Catherine McKay has completed some programming during her time incarcerated for impaired driving causing death but her victims’ family says she still has mandated programming to complete.

Linda and Lou Van de Vorst receive information from Correctional Service of Canada about McKay’s programming, rehabilitation progress, applications and other changes during her sentence.

The Parole Board of Canada denied McKay’s application for unescorted temporary absences to see her family Friday and the Van de Vorsts say they are relieved because the application seemed premature. They would like McKay to continue completing programing before the leave be authorized.
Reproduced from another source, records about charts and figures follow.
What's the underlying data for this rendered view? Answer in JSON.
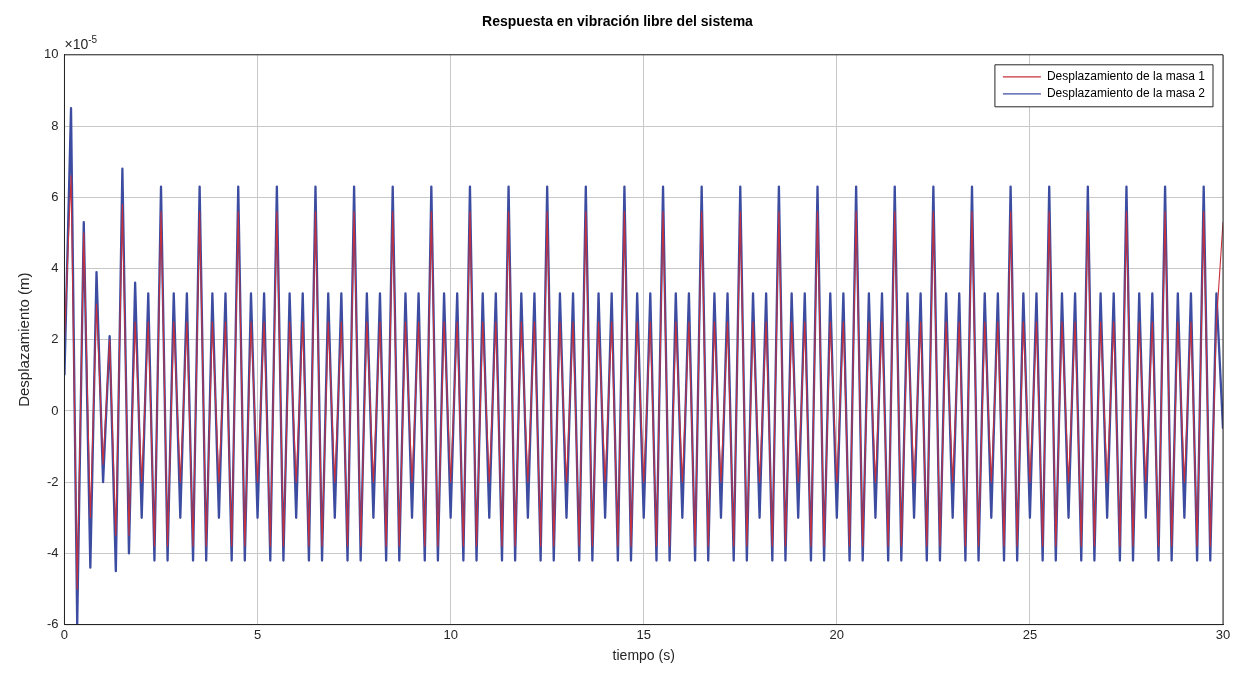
{
  "chart_data": {
    "type": "line",
    "title": "Respuesta en vibración libre del sistema",
    "xlabel": "tiempo (s)",
    "ylabel": "Desplazamiento (m)",
    "annotations": [
      "×10$^{-5}$"
    ],
    "x": [
      0,
      0.17,
      0.33,
      0.5,
      0.67,
      0.83,
      1,
      1.17,
      1.33,
      1.5,
      1.67,
      1.83,
      2,
      2.17,
      2.33,
      2.5,
      2.67,
      2.83,
      3,
      3.17,
      3.33,
      3.5,
      3.67,
      3.83,
      4,
      4.17,
      4.33,
      4.5,
      4.67,
      4.83,
      5,
      5.17,
      5.33,
      5.5,
      5.67,
      5.83,
      6,
      6.17,
      6.33,
      6.5,
      6.67,
      6.83,
      7,
      7.17,
      7.33,
      7.5,
      7.67,
      7.83,
      8,
      8.17,
      8.33,
      8.5,
      8.67,
      8.83,
      9,
      9.17,
      9.33,
      9.5,
      9.67,
      9.83,
      10,
      10.17,
      10.33,
      10.5,
      10.67,
      10.83,
      11,
      11.17,
      11.33,
      11.5,
      11.67,
      11.83,
      12,
      12.17,
      12.33,
      12.5,
      12.67,
      12.83,
      13,
      13.17,
      13.33,
      13.5,
      13.67,
      13.83,
      14,
      14.17,
      14.33,
      14.5,
      14.67,
      14.83,
      15,
      15.17,
      15.33,
      15.5,
      15.67,
      15.83,
      16,
      16.17,
      16.33,
      16.5,
      16.67,
      16.83,
      17,
      17.17,
      17.33,
      17.5,
      17.67,
      17.83,
      18,
      18.17,
      18.33,
      18.5,
      18.67,
      18.83,
      19,
      19.17,
      19.33,
      19.5,
      19.67,
      19.83,
      20,
      20.17,
      20.33,
      20.5,
      20.67,
      20.83,
      21,
      21.17,
      21.33,
      21.5,
      21.67,
      21.83,
      22,
      22.17,
      22.33,
      22.5,
      22.67,
      22.83,
      23,
      23.17,
      23.33,
      23.5,
      23.67,
      23.83,
      24,
      24.17,
      24.33,
      24.5,
      24.67,
      24.83,
      25,
      25.17,
      25.33,
      25.5,
      25.67,
      25.83,
      26,
      26.17,
      26.33,
      26.5,
      26.67,
      26.83,
      27,
      27.17,
      27.33,
      27.5,
      27.67,
      27.83,
      28,
      28.17,
      28.33,
      28.5,
      28.67,
      28.83,
      29,
      29.17,
      29.33,
      29.5,
      29.67,
      29.83,
      30
    ],
    "series": [
      {
        "name": "Desplazamiento de la masa 1",
        "color": "#c8303c",
        "values": [
          2,
          6.6,
          -5,
          5,
          -3,
          3,
          -1.5,
          2,
          -3.5,
          5.8,
          -3.5,
          2.5,
          -2,
          2.5,
          -3.8,
          5.6,
          -3.8,
          2.5,
          -2,
          2.5,
          -3.8,
          5.6,
          -3.8,
          2.5,
          -2,
          2.5,
          -3.8,
          5.6,
          -3.8,
          2.5,
          -2,
          2.5,
          -3.8,
          5.6,
          -3.8,
          2.5,
          -2,
          2.5,
          -3.8,
          5.6,
          -3.8,
          2.5,
          -2,
          2.5,
          -3.8,
          5.6,
          -3.8,
          2.5,
          -2,
          2.5,
          -3.8,
          5.6,
          -3.8,
          2.5,
          -2,
          2.5,
          -3.8,
          5.6,
          -3.8,
          2.5,
          -2,
          2.5,
          -3.8,
          5.6,
          -3.8,
          2.5,
          -2,
          2.5,
          -3.8,
          5.6,
          -3.8,
          2.5,
          -2,
          2.5,
          -3.8,
          5.6,
          -3.8,
          2.5,
          -2,
          2.5,
          -3.8,
          5.6,
          -3.8,
          2.5,
          -2,
          2.5,
          -3.8,
          5.6,
          -3.8,
          2.5,
          -2,
          2.5,
          -3.8,
          5.6,
          -3.8,
          2.5,
          -2,
          2.5,
          -3.8,
          5.6,
          -3.8,
          2.5,
          -2,
          2.5,
          -3.8,
          5.6,
          -3.8,
          2.5,
          -2,
          2.5,
          -3.8,
          5.6,
          -3.8,
          2.5,
          -2,
          2.5,
          -3.8,
          5.6,
          -3.8,
          2.5,
          -2,
          2.5,
          -3.8,
          5.6,
          -3.8,
          2.5,
          -2,
          2.5,
          -3.8,
          5.6,
          -3.8,
          2.5,
          -2,
          2.5,
          -3.8,
          5.6,
          -3.8,
          2.5,
          -2,
          2.5,
          -3.8,
          5.6,
          -3.8,
          2.5,
          -2,
          2.5,
          -3.8,
          5.6,
          -3.8,
          2.5,
          -2,
          2.5,
          -3.8,
          5.6,
          -3.8,
          2.5,
          -2,
          2.5,
          -3.8,
          5.6,
          -3.8,
          2.5,
          -2,
          2.5,
          -3.8,
          5.6,
          -3.8,
          2.5,
          -2,
          2.5,
          -3.8,
          5.6,
          -3.8,
          2.5,
          -2,
          2.5,
          -3.8,
          5.6,
          -3.8,
          2.5,
          5.3
        ]
      },
      {
        "name": "Desplazamiento de la masa 2",
        "color": "#3c4ca0",
        "values": [
          1,
          8.5,
          -6,
          5.3,
          -4.4,
          3.9,
          -2,
          2.1,
          -4.5,
          6.8,
          -4,
          3.6,
          -3,
          3.3,
          -4.2,
          6.3,
          -4.2,
          3.3,
          -3,
          3.3,
          -4.2,
          6.3,
          -4.2,
          3.3,
          -3,
          3.3,
          -4.2,
          6.3,
          -4.2,
          3.3,
          -3,
          3.3,
          -4.2,
          6.3,
          -4.2,
          3.3,
          -3,
          3.3,
          -4.2,
          6.3,
          -4.2,
          3.3,
          -3,
          3.3,
          -4.2,
          6.3,
          -4.2,
          3.3,
          -3,
          3.3,
          -4.2,
          6.3,
          -4.2,
          3.3,
          -3,
          3.3,
          -4.2,
          6.3,
          -4.2,
          3.3,
          -3,
          3.3,
          -4.2,
          6.3,
          -4.2,
          3.3,
          -3,
          3.3,
          -4.2,
          6.3,
          -4.2,
          3.3,
          -3,
          3.3,
          -4.2,
          6.3,
          -4.2,
          3.3,
          -3,
          3.3,
          -4.2,
          6.3,
          -4.2,
          3.3,
          -3,
          3.3,
          -4.2,
          6.3,
          -4.2,
          3.3,
          -3,
          3.3,
          -4.2,
          6.3,
          -4.2,
          3.3,
          -3,
          3.3,
          -4.2,
          6.3,
          -4.2,
          3.3,
          -3,
          3.3,
          -4.2,
          6.3,
          -4.2,
          3.3,
          -3,
          3.3,
          -4.2,
          6.3,
          -4.2,
          3.3,
          -3,
          3.3,
          -4.2,
          6.3,
          -4.2,
          3.3,
          -3,
          3.3,
          -4.2,
          6.3,
          -4.2,
          3.3,
          -3,
          3.3,
          -4.2,
          6.3,
          -4.2,
          3.3,
          -3,
          3.3,
          -4.2,
          6.3,
          -4.2,
          3.3,
          -3,
          3.3,
          -4.2,
          6.3,
          -4.2,
          3.3,
          -3,
          3.3,
          -4.2,
          6.3,
          -4.2,
          3.3,
          -3,
          3.3,
          -4.2,
          6.3,
          -4.2,
          3.3,
          -3,
          3.3,
          -4.2,
          6.3,
          -4.2,
          3.3,
          -3,
          3.3,
          -4.2,
          6.3,
          -4.2,
          3.3,
          -3,
          3.3,
          -4.2,
          6.3,
          -4.2,
          3.3,
          -3,
          3.3,
          -4.2,
          6.3,
          -4.2,
          3.3,
          -0.5
        ]
      }
    ],
    "xlim": [
      0,
      30
    ],
    "xticks": [
      0,
      5,
      10,
      15,
      20,
      25,
      30
    ],
    "ylim": [
      -6,
      10
    ],
    "yticks": [
      -6,
      -4,
      -2,
      0,
      2,
      4,
      6,
      8,
      10
    ],
    "grid": true,
    "legend": "top right",
    "marker": "none",
    "line_style": "solid"
  }
}
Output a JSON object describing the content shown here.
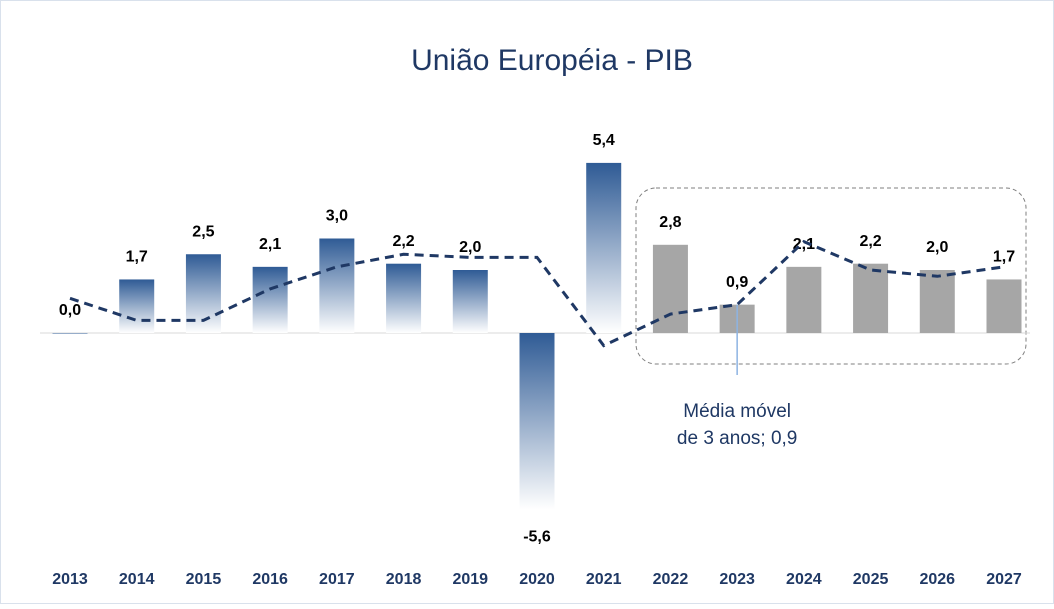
{
  "chart_data": {
    "type": "bar",
    "title": "União Européia - PIB",
    "categories": [
      "2013",
      "2014",
      "2015",
      "2016",
      "2017",
      "2018",
      "2019",
      "2020",
      "2021",
      "2022",
      "2023",
      "2024",
      "2025",
      "2026",
      "2027"
    ],
    "values": [
      0.0,
      1.7,
      2.5,
      2.1,
      3.0,
      2.2,
      2.0,
      -5.6,
      5.4,
      2.8,
      0.9,
      2.1,
      2.2,
      2.0,
      1.7
    ],
    "value_labels": [
      "0,0",
      "1,7",
      "2,5",
      "2,1",
      "3,0",
      "2,2",
      "2,0",
      "-5,6",
      "5,4",
      "2,8",
      "0,9",
      "2,1",
      "2,2",
      "2,0",
      "1,7"
    ],
    "bar_colors": [
      "#2f5b95",
      "#2f5b95",
      "#2f5b95",
      "#2f5b95",
      "#2f5b95",
      "#2f5b95",
      "#2f5b95",
      "#2f5b95",
      "#2f5b95",
      "#a6a6a6",
      "#a6a6a6",
      "#a6a6a6",
      "#a6a6a6",
      "#a6a6a6",
      "#a6a6a6"
    ],
    "line": {
      "values": [
        1.1,
        0.4,
        0.4,
        1.4,
        2.1,
        2.5,
        2.4,
        2.4,
        -0.4,
        0.6,
        0.9,
        2.9,
        2.0,
        1.8,
        2.1
      ],
      "color": "#1f3864"
    },
    "annotation": {
      "lines": [
        "Média móvel",
        "de 3 anos; 0,9"
      ],
      "index": 10
    },
    "ylim": [
      -6,
      6
    ]
  }
}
“If you’re in a place that provides the courses and the help that you need to work on your situation, I would hope that those courses would be given to her and help her so that when she does have the opportunity to have her freedom again that she will take what she’s learned and put it into her own life,” Linda said.

CSC is mandated to help offenders reintegrate into society, while keeping the public safe. The goal of programming is to make offenders accountable for their behavior, to change pro-criminal attitudes and teach them how to manage any problematic behaviour.

“Correctional programs are based on research of ‘what works,’” Megan Hooper, a spokesperson for Correctional Service Canada, said.

Hopper said voluntary programming can be a factor in the parole board’s decisions to transfer or release an offender in the community.

Correctional programs are designed are designed to target specific crimes including family violence, substance abuse and sexual offending with the goal of reducing future re-offending. Courses are offered for different genders, cultures and languages.

The John Howard Society said the criminal justice system’s fundamental principle is public safety, which means offenders must be rehabilitated through programming.

“We’re not going to throw away the key, we’re not locking people up forever. They are going to get out, so we really need to put some effort into when they get out that they have programs, support systems in place,” Jamie Boldt, acting CEO of the John Howard Society of Saskatchewan, said.

On Jan. 3, 2016, McKay’s blood-alcohol level was three times the legal limit when she ran a stop sign and crashed into a car carrying the Van de Vorst family. Linda and Lou’s son Jordan and his wife Chanda died, and their two children, Kamryn, 5, and Miguire, 2, died in the crash.

McKay has served nearly two years of her 10-year sentence and was transferred to a healing lodge about one month in.

Mckay has been “very active in her correctional plan” and has shown insight into her risk factors, her parole officer said during the parole board hearing Friday. McKay also expressed interest in completing additional programming.